I program in Haskell mostly. Haskell is a pure functional language, which just means it’s not the same as the traditional programming languages you see day-to-day, and it’s not something FSU teaches currently.

It looks something like this:


and :: Bool -> Bool -> Bool
and c t = if c then t else False

filter :: (a -> Bool) -> [a] -> [a]
filter p xs = [x | x <- xs, p x]

map :: (a -> b) -> [a] -> [b]
map _ []   = []
map f x:xs = f x : map xs

It’s pretty rad, it looks quite unlike most languages I’ve seen in my day. Haskell has some really interesting properties, though. It’s really easy to parse documents as a result, but it’s difficult to transform them easily. Many libraries exist to extract data easily and reliably from xml documents, but few to transform or modify them in a programatic way.

I did find one eventually: the Haskell XML Toolbox. It lets you do some pretty interesting things. It uses something called arrows (a very trippy functional programming concept), to allow the programmer to compose filters together to navigate the XML tree.

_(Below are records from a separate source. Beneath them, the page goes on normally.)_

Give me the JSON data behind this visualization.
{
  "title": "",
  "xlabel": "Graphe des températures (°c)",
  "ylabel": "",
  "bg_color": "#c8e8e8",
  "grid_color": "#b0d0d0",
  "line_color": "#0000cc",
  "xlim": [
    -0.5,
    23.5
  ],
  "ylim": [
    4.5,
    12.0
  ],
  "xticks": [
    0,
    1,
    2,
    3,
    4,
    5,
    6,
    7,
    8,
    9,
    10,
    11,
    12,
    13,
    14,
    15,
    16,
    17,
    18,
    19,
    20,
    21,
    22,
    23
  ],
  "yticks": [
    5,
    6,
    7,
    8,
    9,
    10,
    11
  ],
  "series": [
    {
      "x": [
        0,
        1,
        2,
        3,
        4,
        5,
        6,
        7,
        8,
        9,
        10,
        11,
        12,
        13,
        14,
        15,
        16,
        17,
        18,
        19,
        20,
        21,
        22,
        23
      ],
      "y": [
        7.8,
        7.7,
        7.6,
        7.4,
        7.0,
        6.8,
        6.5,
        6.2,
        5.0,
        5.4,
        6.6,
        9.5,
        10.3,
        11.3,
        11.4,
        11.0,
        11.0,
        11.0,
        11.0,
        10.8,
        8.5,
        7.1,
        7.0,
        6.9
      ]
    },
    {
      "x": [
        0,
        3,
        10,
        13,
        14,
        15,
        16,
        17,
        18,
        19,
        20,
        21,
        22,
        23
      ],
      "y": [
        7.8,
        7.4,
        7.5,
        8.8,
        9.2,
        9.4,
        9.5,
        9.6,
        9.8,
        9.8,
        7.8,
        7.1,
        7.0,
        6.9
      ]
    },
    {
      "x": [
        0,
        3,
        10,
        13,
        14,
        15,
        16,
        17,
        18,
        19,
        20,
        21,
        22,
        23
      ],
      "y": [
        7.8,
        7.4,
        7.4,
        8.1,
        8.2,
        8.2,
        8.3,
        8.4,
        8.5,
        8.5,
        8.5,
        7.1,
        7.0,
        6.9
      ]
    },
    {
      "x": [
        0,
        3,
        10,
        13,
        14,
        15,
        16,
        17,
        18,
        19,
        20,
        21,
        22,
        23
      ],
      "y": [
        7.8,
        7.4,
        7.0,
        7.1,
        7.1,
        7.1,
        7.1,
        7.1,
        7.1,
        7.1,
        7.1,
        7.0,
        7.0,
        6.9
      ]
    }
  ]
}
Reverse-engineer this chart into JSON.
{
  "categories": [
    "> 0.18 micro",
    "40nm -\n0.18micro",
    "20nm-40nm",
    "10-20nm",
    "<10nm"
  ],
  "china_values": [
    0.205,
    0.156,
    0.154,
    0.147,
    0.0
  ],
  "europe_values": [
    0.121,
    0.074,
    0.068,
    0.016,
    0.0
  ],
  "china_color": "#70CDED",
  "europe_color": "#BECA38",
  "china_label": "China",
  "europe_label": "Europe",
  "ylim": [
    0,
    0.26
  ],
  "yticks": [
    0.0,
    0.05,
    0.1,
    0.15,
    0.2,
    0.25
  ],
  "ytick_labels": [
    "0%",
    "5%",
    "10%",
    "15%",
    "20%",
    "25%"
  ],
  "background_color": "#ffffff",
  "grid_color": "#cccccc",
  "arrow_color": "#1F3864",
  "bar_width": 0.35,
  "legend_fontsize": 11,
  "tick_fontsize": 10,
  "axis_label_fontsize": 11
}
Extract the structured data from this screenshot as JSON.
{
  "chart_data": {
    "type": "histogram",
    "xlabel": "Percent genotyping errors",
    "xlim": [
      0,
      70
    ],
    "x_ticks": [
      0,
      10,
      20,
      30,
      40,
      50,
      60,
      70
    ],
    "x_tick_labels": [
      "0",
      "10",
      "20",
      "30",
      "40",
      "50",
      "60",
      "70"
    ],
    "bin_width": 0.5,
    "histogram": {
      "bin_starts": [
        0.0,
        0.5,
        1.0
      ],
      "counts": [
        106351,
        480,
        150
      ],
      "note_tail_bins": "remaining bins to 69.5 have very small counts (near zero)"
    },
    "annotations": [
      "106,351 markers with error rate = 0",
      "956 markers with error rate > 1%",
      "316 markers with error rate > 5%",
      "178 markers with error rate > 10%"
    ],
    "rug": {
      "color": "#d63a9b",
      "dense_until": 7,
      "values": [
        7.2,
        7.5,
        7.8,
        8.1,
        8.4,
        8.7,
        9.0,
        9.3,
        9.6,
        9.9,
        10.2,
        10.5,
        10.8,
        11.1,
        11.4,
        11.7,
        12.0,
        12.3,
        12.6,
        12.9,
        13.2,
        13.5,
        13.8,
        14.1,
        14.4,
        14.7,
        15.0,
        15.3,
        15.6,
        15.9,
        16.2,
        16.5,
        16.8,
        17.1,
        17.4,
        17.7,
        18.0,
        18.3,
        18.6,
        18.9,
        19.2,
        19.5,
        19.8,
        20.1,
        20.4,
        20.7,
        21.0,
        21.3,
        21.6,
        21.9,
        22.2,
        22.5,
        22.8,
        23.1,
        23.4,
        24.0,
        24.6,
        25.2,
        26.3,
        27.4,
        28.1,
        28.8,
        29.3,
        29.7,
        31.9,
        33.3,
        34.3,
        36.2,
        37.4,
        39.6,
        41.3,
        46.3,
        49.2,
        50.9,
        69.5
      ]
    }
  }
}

The documentation has this example:


isA  :: (a -> Bool) -> (a -> [a])
isA p x | p x       = [x]
        | otherwise = []

It takes a function (called a predicate) that returns a True/False value, and creates a new function that can process, or filter, values. Essentially, these arrows let us process parts of a tree into no results, one result, or many results. By using different types of filters, and by putting these filters together, with some relatively simple structure we can create some extremely complex instructions to parse and transform the document.

Again, an example from the documentation:

getGrandChildren :: XmlFilter
getGrandChildren = getChildren >>> getChildren

The (>>>) operator makes it extremely trivial to chain filters together to make new filters. The ability to compose functions like this is the hallmark of functional programming, and works extremely well in this case.

By defining a few more combination operators, the HXT library quickly builds up sufficient capability to tackle some really complicated parsing, as in:


getTextChildren2 :: XmlFilter
getTextChildren2 = getChildren >>> ( isXText <+> ( getChildren >>> isXText ) )

which only gets the text children for of the current tag, and the text of any tags inside the current one.

Using this extremely flexible library, I hope to find a practical way to automate much of the task of TEI indexing the Egyptian Gazette!